Maria do Carmo Teixeira de Aguiar Watts Rorigues da Cunha Santos faleceu. Sensivelmente pouco tempo depois do marido, Tomás da Cunha ter também partido deste mundo. A Madeira fica pobre com a morte deste casal e paupérrima com o desaparecimento inesperado de Maria do Carmo Rodrigues.
O FN presta homenagem ao ser humano singular e à mulher de cultura, empreendedora e incansável que ela era, em toda a linha. Tendo nascido num berço “fidalgo” e gerido ao longo dos anos uma herança valiosíssima, Maria do Carmo Rodrigues nunca se deslumbrou com o luxo e tinha sempre uma mão para estender a quem mais precisava, fossem amigos ou anónimos. Vem-nos à memória uma notícia de uma família desalojada, publicada há cerca de dois anos, no Diário de Notícias, e ela a telefonar-nos sem delongas: “Como posso chegar ao contacto dessa família? Eles não podem ficar na rua!” Era assim a “Dra Carmo”, como lhe chamávamos.

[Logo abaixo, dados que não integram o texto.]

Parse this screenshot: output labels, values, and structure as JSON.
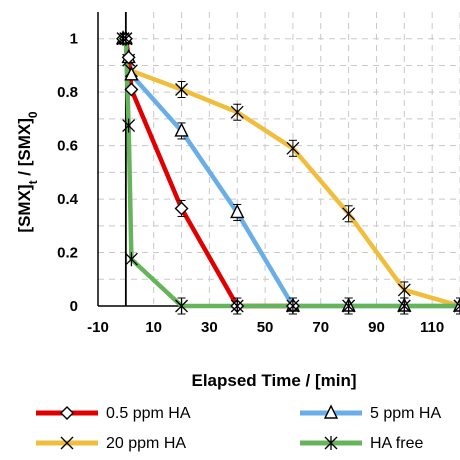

Sim, vivia numa quinta afidalgada quase no centro do Funchal. Mas com muita solidão e a amizade sólida de poucos. Sim, tinha hotéis de luxo como era a “menina dos seus olhos”, o Regency Palace. Sim, tinha e tem inúmeras moradias fechadas no centro da cidade e na Região e outros bens de legítimo direito. Não, não vivia feliz nos últimos anos da crise e do que ela trouxe à superfície dos gestores sob a sua alçada. Sobrevivia sim à solidão e aos desgostos da vida. Uma inesperada queda em Londres limitava-lhe os movimentos e apoiava-se num andarilho. Depois, a morte do companheiro de sempre, depois o fecho compulsivo do seu Café Golden Gate, a “sequina do mundo”, depois o fecho do Hotel Regency Palace, as dívidas acumuladas por gestores que não prezaram a dádiva de servirem esta mulher, depois a amargura e a saudade, os enganos e partidas da idade… Quando corre dinheiro à tripa forra, as amizades sobram; quando o vil metal desaparece, corre um inevitável frio de solidão. Uma lição que os homens das grandes bolsas deveriam ter sempre em conta.
Mesmo limitada e com o desgosto na alma do futuro dos trabalhadores dos investimentos que tinham fechado portas, Maria do Carmo sofria em silêncio; estava habituada à luta que a vida nos reserva. Afinal, tinha obra feita: fundou o Centro Cultural John dos Passos, na Ponta do Sol, coordenou e dinamizou como ninguém a Biblioteca Luso-Americana, na Quinta Magnólia, escreveu e publicou livros, dinamizou e apoiou muitas bibliotecas das várias escolas regionais, colaborava com o Lions Clube do Funchal, e estava sempre pronta a apoiar um projeto que envolvesse levar o outro a aprender mais e ela própria também a aprender.
Que nos desculpem os leitores, mas vamos ficando com a sensação de que pessoas desta casta vão escasseando cada vez mais na Madeira. O que se nota é a lógica do “dente por dente, olho por olho…”, ou então, “dou-te cinco e dás-me seis”, ou ainda mais comum, “dou-te 5 e pagas-me 15”. Maria do Carmo sempre usou outra tabuada porque o seu coração era maior do que as tabuadas deste mundo.
Sabem ao que esta mulher, habituada a viajar pelo mundo, dizia aos jovens sobre a emigração, recomendada pelo anterior Primeiro Ministro? Não façam isso porque não há um El Dorado lá fora mas muita, muita escravatura. Antes deles irem, ela punha-se na pele dos necessitados e pedia que resistissem na linda Madeira.
O FN não sabe como dizer nos momentos em que o vento leva as palavras e muitos pensarão que elas porventura brotarão da rotina de assinalar quem habitualmente parte deste mundo. Não é claramente o caso. Descansa-nos a ideia de pensar que ela estará ao lado do seu marido, um perda que lhe tirou o sorriso. Lá em cima, já não falarão dos credores nem na perda de um património incalculável, desbaratado por muitas mãos que todos bem conhecemos e lamentamos. Mas que ninguém julgue ninguém. Sim, falarão de descanso eterno e de pedir a Deus que ajude preferencialmente os pobres: os famintos de amor, os desempregados, os diminuídos mentalmente, os reclusos, as vítimas de violência doméstica, os nossos idosos tão abandonados e vítimas de maus tratos, os pobres de atributos físicos e de espírito…
Descanse em paz Dra Carmo, assim como o seu marido. Condolências à família, em particular à irmã, outra grande mulher, Margarida Camacho.